When the Eagles made it to the Super Bowl, I needed to buy a Super Bowl ticket for someone. You know, me, long-time sportswriter in town, somebody who allegedly has a bunch of connections. Well, I was able to use those connections to get a ticket. It was being scalped by somebody within the league -- no names, please. I believe my money passed through at least three sets of hands before it got to the person who was actually selling the ticket in the first place. I don't actually know the name of the person who originally got the ticket. I'm not even sure I know the names of all of the go-betweens.
It was a huge hassle but I was grateful for the way it worked out.

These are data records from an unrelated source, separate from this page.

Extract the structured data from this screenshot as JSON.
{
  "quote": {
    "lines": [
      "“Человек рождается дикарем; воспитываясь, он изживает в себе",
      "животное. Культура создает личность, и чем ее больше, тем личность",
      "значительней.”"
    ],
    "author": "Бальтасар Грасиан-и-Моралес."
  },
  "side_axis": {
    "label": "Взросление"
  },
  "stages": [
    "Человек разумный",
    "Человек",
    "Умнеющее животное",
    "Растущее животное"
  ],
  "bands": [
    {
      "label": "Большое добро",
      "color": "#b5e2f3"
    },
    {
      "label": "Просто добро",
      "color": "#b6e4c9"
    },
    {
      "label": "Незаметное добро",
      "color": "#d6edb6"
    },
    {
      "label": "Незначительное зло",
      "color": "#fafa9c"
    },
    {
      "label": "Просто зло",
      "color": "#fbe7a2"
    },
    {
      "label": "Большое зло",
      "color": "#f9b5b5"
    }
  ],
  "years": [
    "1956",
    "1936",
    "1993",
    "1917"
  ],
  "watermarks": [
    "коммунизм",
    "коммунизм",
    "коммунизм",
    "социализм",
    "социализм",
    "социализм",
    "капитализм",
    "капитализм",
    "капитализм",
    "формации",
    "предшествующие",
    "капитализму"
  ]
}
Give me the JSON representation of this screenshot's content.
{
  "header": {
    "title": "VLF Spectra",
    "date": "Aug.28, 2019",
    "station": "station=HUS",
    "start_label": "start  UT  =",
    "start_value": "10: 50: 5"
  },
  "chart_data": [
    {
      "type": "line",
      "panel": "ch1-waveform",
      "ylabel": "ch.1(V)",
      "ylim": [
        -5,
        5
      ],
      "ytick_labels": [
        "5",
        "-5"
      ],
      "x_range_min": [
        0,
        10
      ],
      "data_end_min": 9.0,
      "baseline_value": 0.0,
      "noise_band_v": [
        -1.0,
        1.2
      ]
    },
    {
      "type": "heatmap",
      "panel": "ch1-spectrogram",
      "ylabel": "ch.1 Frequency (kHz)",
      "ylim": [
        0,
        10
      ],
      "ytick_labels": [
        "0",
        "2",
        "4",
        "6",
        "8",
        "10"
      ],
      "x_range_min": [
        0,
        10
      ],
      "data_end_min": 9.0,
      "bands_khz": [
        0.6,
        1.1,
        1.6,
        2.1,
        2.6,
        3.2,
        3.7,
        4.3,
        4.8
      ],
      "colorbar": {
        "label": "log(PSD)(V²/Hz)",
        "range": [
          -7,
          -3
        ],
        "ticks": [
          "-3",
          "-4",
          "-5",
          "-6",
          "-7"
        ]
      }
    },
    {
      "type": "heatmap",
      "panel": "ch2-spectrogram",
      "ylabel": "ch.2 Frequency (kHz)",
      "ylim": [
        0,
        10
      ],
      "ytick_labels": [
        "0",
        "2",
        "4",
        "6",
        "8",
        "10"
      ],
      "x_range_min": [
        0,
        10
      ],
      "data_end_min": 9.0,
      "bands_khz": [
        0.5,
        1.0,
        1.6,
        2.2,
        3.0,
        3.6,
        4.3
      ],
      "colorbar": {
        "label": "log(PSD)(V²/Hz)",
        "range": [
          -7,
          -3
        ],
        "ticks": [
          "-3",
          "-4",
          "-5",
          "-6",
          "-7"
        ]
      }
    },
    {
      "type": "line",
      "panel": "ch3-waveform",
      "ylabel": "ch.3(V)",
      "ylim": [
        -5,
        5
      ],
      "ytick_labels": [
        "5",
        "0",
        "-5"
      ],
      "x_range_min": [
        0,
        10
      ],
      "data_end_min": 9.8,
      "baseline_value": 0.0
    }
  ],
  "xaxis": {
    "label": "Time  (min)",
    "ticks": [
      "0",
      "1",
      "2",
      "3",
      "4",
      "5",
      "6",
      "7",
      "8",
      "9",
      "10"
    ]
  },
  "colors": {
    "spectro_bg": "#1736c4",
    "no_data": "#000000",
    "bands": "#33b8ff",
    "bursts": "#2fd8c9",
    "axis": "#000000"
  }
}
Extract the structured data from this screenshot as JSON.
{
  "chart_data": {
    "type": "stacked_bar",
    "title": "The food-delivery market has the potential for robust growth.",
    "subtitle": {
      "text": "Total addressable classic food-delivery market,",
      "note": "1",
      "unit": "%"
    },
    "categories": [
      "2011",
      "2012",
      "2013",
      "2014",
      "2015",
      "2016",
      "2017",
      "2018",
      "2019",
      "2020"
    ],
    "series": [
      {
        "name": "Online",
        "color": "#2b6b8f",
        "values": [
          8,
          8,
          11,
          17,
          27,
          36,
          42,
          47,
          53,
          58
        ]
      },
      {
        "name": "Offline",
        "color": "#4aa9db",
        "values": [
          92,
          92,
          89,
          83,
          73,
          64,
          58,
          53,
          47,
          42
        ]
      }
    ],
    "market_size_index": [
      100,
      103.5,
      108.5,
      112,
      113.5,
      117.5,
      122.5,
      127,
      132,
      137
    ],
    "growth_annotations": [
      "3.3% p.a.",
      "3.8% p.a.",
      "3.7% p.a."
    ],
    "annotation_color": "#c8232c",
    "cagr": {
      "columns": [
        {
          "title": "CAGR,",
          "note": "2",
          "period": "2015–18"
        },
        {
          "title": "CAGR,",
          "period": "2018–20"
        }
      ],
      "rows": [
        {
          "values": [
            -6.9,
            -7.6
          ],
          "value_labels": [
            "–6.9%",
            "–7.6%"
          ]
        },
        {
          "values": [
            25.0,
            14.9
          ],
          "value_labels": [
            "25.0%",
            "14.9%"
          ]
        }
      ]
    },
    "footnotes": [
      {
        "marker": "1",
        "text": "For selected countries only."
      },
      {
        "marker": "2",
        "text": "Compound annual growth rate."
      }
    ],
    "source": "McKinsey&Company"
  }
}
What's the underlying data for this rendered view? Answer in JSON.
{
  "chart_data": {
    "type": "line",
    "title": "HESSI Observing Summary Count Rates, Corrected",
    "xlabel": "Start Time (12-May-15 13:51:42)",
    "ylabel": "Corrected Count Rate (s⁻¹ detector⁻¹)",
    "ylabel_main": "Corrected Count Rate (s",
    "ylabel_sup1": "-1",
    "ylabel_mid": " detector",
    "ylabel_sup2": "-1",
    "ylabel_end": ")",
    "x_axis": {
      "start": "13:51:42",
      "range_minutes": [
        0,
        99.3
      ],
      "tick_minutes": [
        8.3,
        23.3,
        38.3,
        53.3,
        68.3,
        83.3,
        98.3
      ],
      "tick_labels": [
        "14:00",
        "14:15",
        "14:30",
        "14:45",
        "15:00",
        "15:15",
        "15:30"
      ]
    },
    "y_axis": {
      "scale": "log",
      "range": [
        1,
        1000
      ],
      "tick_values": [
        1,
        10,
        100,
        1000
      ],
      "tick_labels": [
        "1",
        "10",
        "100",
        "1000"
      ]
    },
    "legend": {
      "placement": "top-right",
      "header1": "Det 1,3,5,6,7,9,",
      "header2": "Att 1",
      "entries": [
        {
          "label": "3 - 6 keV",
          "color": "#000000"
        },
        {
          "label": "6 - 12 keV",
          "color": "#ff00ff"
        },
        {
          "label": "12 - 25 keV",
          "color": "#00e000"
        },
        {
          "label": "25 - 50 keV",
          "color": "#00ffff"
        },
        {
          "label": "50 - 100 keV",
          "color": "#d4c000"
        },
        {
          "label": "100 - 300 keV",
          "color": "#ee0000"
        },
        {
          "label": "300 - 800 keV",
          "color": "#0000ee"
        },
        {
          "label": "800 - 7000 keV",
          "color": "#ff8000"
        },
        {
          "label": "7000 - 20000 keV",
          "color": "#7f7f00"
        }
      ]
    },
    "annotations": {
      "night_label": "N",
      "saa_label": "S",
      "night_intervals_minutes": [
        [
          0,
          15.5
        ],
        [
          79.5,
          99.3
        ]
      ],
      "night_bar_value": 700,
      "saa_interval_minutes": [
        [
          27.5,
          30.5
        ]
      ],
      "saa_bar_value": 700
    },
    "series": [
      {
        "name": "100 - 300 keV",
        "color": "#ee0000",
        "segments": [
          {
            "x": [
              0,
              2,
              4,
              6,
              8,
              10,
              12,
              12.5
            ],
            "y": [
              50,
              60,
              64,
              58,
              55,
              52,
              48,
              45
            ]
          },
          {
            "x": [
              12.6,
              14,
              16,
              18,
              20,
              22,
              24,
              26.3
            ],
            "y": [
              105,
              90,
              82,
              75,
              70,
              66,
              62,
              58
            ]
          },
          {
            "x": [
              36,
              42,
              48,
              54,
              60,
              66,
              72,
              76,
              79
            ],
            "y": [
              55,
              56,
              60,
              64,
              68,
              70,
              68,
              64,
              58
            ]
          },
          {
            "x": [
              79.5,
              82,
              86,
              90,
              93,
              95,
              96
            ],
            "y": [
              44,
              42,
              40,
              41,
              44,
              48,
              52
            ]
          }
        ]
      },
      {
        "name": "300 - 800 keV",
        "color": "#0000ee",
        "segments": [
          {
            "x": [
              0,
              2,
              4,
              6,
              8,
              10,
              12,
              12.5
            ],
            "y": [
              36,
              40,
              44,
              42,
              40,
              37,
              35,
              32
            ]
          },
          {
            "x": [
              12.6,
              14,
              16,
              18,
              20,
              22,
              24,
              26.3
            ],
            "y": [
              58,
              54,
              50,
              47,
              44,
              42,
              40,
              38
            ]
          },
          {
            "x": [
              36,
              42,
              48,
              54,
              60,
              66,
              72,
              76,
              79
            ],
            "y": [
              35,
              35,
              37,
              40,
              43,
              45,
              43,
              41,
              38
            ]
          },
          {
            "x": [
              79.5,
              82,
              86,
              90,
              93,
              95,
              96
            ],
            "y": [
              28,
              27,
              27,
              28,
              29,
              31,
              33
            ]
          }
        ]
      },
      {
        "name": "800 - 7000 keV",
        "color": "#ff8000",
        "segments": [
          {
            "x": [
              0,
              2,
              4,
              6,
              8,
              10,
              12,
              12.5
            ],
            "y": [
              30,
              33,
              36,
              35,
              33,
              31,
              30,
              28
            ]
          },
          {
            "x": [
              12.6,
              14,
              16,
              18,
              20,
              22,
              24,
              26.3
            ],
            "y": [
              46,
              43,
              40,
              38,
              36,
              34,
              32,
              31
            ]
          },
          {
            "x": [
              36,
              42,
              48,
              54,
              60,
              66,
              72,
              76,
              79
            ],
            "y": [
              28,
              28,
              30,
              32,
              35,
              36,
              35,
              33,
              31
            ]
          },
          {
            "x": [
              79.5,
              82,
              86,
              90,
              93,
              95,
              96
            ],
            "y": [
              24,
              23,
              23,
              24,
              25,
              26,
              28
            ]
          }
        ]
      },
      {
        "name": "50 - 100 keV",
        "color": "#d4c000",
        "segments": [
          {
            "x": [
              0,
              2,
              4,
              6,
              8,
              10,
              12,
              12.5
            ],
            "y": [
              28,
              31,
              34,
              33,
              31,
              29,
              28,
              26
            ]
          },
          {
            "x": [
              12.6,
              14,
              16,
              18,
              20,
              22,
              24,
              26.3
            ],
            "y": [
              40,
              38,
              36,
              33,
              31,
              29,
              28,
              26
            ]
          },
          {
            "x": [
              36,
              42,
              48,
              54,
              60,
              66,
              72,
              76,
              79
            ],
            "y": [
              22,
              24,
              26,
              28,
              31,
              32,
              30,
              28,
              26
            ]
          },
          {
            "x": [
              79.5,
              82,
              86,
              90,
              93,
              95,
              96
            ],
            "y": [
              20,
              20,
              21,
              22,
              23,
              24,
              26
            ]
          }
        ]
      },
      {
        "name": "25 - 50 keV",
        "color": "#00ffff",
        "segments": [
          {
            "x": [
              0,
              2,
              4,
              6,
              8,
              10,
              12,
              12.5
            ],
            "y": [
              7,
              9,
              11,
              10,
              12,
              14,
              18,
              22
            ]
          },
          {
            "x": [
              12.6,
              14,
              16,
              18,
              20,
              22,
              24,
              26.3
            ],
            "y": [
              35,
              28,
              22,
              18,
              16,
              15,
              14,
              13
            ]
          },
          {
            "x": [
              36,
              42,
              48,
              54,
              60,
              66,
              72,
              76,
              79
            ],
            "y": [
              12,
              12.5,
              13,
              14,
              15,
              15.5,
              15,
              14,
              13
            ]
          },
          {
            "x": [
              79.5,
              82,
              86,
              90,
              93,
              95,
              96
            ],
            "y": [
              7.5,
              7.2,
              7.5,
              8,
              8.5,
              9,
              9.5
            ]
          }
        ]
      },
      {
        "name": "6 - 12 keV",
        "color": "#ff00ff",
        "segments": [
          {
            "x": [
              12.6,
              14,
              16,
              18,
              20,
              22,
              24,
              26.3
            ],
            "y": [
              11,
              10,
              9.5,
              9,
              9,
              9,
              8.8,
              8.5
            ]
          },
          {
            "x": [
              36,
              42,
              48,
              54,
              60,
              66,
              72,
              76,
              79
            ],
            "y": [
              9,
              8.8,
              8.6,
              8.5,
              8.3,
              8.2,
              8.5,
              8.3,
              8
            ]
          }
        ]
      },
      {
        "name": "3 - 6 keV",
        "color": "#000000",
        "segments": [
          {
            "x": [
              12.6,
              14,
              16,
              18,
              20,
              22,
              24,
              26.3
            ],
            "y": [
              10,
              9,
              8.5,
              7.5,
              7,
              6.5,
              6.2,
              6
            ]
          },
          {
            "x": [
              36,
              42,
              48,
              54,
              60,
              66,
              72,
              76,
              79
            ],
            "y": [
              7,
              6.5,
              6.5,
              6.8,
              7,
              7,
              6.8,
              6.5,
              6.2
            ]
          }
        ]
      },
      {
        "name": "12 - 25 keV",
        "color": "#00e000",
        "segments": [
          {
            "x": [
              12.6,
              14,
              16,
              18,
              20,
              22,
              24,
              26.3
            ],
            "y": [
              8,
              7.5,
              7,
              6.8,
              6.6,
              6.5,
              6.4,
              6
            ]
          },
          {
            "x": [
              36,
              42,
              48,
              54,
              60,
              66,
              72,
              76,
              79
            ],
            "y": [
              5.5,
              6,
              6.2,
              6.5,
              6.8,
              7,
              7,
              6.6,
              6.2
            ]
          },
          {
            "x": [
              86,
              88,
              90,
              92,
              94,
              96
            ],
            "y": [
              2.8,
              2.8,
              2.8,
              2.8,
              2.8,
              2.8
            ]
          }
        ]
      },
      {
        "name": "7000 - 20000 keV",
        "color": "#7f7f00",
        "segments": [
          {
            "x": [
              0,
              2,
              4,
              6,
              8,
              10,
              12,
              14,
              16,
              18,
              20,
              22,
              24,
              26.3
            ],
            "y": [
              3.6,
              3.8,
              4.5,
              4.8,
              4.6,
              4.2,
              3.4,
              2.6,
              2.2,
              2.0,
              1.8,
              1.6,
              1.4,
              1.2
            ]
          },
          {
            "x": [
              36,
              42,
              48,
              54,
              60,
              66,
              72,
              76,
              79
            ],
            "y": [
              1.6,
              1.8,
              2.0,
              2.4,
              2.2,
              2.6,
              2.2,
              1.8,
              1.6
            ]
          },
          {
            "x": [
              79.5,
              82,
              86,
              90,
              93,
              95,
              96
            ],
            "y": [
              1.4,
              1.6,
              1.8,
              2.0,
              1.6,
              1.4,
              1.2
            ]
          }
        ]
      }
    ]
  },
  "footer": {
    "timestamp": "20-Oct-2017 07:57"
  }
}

I had to go to the ATM in Jacksonville on three consecutive days in order to get the money and ended up carrying around this enormous roll of $20s in my pocket for all of that time, but I was still grateful.
Price of ticket: $2,200.
Yeah, connections. Some people on the street were paying even more.
Five years later, you can go online and find your choice of tickets for a lot less. You can go right now on StubHub and get a seat in the upper deck in Tampa for about $1,600. You can get a lower level seat in the end zone, where my ticket was, for $2,000. Even though the face value on the tickets is now $800 -- up from $500 back then, if memory serves -- the price is down at least 10 percent. It could be a lot lower by Sunday because there are tons of tickets available.
But here's the question: why?
1) It's the economy, stupid.
2) The Arizona Cardinals remain a lame excuse for a Super Bowl participant.